With the images he has obtained thanks to the practice and even more so the sense of the “x-ray” – the opportunity for indiscretion and profanation which have always been part of childhood and simple instincts, the instinct of those who are “poor in spirit” – Renato Meneghetti is a part of those aesthetic experiences (rather implicitly terminal more than contradictory) where what is refused is not photography, or rather technical reproducibility, but the historical objects– for the institutions of art and society – that have constituted the basic material to which expression was bestowed (and the contents for building social reality).
Therefore Meneghetti is dealing with a matter of the world, which for me, as a methodology, has an epochal relevance precisely because it is post-historical, anti-humanistic; profoundly anti-modern. It is rare that this can be encountered in an artist who is immediately accessible in his critical discourse, in other words the discourse which – starting from a specific position, attitude, mental or emotional affiliation – divides the work of an author-text between different meanings or intents, taking sides for one rather than the other. It is likely that my criticism – my approach – chooses a different point of view that that chosen by the author, or at least is lateral to the set of meanings that he would have attributed, appreciated in his work, but I find the artistic experience he proposes to be extremely rich. It is in perfect keeping with my personal quest for a line of conjunction and separation between the dawn of nineteenth century photography and the digital languages and biotechnologies of today. It crosses that whole arch of time, therefore, from the full constitution of modern man to his disintegration. From men who produces machines to machines who produce men. From human to post-human.

I will immediately attempt to express what I sense from Renato Meneghetti’s radiographic view which invites us to penetrate our human bodies and other things. Through various levels of technical elaboration (each of which can surely be related to previous works thus contradicting and disenchanting them), the author offers images which are, in every respect, non-places and precisely for this reason they are perfectly inhabitable – the only symbolic sense of belonging that is truly accessible – for those who see modernity as their extreme breaking point and cross its space-time limits. Meneghetti frames details, which are landscapes and landscapes, which are details. Intrusion (a word Meneghetti holds dear) beyond what is visible, beyond its threshold, right inside organic and inorganic matter. A technical procedure, which is transformed into visions of worlds, spheres of sensibility where matter, flesh, cartilage and bone become landscape. Indeed there are passages: displays aimed at seducing the passer-by, attractions or a fair. But these are no longer the displays of a mass industrial society full of mirrors and reflections. Looking hard at those images of entertainment society, Walter Benjamin could only imagine their real backstage scenario. Through his surrealist writings – perceptively altered, drugged – he could only allude to the spectator’s interior, psychophysical experience (it was the identification of the sex appeal of the inorganic to which post-modern aesthetics returned half a century after modern aesthetics had assigned it exclusively to consumers of cinema and television, to the silence – another world loved by Meneghetti the painter and musician – of the spectator).

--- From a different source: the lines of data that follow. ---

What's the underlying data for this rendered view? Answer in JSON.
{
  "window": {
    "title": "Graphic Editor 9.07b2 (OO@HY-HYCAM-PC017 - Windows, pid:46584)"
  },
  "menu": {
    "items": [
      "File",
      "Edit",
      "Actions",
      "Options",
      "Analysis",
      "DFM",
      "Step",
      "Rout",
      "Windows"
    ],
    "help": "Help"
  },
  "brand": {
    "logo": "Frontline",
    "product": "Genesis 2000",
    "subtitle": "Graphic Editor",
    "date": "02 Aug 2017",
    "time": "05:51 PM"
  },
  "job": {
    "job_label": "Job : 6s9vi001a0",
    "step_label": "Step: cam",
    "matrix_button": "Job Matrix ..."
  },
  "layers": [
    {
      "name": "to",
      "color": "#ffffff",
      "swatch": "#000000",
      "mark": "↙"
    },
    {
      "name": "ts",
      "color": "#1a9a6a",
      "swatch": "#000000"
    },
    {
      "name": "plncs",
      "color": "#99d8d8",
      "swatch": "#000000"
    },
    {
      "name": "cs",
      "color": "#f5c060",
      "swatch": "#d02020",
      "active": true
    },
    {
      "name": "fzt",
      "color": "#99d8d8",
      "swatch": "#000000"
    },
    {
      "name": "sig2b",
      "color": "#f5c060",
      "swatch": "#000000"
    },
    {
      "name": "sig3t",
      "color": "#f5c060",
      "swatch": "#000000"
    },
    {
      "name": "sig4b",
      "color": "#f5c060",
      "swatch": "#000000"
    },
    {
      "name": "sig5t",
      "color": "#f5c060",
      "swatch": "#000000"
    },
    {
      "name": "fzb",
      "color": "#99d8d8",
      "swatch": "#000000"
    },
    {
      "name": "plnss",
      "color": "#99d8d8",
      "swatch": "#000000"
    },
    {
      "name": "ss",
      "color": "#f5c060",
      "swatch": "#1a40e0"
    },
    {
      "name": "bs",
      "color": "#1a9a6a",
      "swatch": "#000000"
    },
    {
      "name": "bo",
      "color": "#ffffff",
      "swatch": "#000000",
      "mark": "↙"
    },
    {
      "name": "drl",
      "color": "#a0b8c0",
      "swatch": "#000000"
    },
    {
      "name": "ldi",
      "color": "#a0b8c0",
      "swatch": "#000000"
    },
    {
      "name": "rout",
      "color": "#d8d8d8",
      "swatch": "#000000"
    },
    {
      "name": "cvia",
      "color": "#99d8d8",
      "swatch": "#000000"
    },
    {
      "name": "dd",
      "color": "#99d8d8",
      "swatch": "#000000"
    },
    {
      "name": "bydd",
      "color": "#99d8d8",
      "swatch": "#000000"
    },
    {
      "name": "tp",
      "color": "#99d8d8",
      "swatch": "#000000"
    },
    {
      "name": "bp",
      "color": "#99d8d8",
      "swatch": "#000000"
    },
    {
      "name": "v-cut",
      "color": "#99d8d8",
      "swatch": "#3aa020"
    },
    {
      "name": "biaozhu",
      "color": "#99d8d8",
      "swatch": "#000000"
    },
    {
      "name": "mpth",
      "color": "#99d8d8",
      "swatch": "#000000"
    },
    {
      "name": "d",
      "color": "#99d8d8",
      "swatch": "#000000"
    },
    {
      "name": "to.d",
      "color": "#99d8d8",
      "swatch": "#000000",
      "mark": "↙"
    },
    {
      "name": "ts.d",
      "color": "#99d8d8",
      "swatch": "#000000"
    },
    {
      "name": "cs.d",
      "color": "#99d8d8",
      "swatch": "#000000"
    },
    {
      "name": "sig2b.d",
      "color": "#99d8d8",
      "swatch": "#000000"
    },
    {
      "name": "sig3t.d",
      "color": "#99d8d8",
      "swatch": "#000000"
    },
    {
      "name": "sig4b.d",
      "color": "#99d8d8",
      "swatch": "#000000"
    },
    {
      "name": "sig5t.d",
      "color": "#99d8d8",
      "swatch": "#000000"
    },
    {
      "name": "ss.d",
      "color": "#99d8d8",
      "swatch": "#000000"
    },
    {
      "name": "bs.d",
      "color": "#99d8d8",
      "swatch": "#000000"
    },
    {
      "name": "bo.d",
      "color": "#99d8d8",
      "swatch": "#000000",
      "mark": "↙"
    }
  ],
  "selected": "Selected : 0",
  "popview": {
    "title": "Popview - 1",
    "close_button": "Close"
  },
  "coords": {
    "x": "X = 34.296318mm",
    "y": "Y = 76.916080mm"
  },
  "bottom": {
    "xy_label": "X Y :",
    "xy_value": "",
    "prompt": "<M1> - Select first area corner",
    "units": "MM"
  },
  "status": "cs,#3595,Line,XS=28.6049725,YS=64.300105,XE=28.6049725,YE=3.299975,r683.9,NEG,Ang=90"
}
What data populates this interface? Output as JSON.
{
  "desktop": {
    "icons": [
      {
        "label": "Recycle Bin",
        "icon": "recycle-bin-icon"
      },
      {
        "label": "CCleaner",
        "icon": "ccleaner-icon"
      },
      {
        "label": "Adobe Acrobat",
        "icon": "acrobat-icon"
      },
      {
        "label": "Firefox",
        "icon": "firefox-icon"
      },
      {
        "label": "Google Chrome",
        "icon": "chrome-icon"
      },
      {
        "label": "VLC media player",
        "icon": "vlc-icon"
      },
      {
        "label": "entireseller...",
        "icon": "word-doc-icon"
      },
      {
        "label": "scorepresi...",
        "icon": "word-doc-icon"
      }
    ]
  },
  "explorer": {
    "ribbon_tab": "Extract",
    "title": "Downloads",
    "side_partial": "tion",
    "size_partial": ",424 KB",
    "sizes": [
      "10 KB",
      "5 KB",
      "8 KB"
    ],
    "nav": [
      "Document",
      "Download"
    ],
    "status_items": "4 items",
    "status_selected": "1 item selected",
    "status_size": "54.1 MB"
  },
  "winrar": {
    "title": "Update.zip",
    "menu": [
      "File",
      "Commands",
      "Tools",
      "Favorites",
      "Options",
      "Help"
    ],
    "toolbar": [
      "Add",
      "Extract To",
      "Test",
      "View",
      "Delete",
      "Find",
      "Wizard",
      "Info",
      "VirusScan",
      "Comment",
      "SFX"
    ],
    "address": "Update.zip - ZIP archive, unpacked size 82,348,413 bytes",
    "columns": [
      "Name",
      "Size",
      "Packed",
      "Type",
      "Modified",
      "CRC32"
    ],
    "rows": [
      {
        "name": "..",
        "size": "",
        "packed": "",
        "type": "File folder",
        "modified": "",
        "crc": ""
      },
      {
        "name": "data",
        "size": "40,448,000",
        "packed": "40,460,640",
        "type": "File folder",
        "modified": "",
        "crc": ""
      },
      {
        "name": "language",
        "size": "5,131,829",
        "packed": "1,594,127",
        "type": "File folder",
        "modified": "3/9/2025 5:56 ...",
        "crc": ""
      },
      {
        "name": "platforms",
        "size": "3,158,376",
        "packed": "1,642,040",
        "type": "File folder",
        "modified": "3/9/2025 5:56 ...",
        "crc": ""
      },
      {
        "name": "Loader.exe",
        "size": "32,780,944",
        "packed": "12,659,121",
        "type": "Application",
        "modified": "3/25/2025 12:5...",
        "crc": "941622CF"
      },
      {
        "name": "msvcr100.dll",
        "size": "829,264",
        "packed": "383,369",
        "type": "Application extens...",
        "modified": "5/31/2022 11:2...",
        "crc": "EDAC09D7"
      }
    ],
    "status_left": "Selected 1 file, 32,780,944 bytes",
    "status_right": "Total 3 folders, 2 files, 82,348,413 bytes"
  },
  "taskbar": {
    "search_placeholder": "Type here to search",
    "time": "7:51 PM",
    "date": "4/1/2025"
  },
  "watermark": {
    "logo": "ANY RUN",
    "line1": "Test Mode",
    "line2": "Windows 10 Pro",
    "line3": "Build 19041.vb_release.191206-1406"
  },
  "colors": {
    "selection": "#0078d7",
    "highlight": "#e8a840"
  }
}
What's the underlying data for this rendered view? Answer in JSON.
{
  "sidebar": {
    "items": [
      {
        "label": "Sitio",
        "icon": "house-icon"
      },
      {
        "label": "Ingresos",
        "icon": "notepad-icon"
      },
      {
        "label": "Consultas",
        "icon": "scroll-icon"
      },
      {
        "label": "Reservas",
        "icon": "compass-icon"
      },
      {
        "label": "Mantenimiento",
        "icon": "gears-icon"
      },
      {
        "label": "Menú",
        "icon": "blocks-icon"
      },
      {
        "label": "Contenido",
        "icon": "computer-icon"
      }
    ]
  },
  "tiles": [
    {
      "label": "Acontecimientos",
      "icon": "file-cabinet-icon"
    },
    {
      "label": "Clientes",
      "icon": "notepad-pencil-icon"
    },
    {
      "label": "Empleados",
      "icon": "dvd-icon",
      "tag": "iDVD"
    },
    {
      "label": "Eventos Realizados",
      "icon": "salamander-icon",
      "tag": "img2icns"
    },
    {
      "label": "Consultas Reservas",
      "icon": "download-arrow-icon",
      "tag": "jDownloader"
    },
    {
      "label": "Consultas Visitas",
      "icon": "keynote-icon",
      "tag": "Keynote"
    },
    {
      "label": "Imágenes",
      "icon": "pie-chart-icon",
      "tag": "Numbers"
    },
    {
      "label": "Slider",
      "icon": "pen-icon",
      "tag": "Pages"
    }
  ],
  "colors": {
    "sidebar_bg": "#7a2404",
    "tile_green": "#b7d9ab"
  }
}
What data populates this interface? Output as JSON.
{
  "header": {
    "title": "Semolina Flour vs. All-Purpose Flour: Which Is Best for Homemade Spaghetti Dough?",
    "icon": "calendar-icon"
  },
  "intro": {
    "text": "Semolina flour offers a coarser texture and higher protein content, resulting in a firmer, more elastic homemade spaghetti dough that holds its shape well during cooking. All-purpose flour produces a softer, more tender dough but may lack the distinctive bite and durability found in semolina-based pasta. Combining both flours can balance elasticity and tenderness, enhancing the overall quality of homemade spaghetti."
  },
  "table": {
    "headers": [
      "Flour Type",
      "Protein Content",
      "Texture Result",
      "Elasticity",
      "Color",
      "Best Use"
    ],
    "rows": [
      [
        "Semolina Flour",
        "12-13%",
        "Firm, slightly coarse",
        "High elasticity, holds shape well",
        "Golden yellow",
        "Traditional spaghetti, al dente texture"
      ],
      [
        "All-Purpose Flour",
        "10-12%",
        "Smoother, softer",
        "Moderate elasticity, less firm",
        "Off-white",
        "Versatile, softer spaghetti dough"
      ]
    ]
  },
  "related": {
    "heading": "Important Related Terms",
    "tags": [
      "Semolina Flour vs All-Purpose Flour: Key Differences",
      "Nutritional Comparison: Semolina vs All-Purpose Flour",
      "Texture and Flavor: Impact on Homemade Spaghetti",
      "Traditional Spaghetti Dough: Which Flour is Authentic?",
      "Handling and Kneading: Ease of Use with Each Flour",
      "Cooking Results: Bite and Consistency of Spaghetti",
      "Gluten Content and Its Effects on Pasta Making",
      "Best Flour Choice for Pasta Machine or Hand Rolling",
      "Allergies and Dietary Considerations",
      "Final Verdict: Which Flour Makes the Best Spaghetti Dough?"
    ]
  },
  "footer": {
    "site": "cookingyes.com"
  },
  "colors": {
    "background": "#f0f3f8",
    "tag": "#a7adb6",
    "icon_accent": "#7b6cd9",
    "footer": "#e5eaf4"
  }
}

We read: “Photography is our exorcism. Primitive societies had the mask, bourgeois society had mirrors, we have images.
We believe we can overcome the world with technology, but it is the world which imposes itself on us, and this reversal of roles has come as quite a surprise.
You may believe you are photographing a scene for the simple pleasure of it – in actual fact it is the scene which wants to be photographed. You are only an extra in its show. The Subject is only the agent of this ironic appearance of things. The image is a perfect medium for the huge advertisement that the world makes for itself, that objects make for themselves – forcing our imagination to step aside, our passions to turn outwards, smashing the mirror we hold out, hypocritically, to capture them.
Today the miracle is that appearances, which were willingly reduced to slave status for a long time, have turned towards us and rebelled against us, becoming sovereign, thanks to the very technology we have used to expel them. Today they come from other places, of their own accord, from the heart of their banality, they burst in from every direction, joyfully multiplying themselves.
The joy of photography is an objective happiness. Those who have not experienced this objective rapture, in the morning, in a city or in a desert can understand nothing of the pataphysical delicateness of the world”. The words of Baudrillard written in 1998.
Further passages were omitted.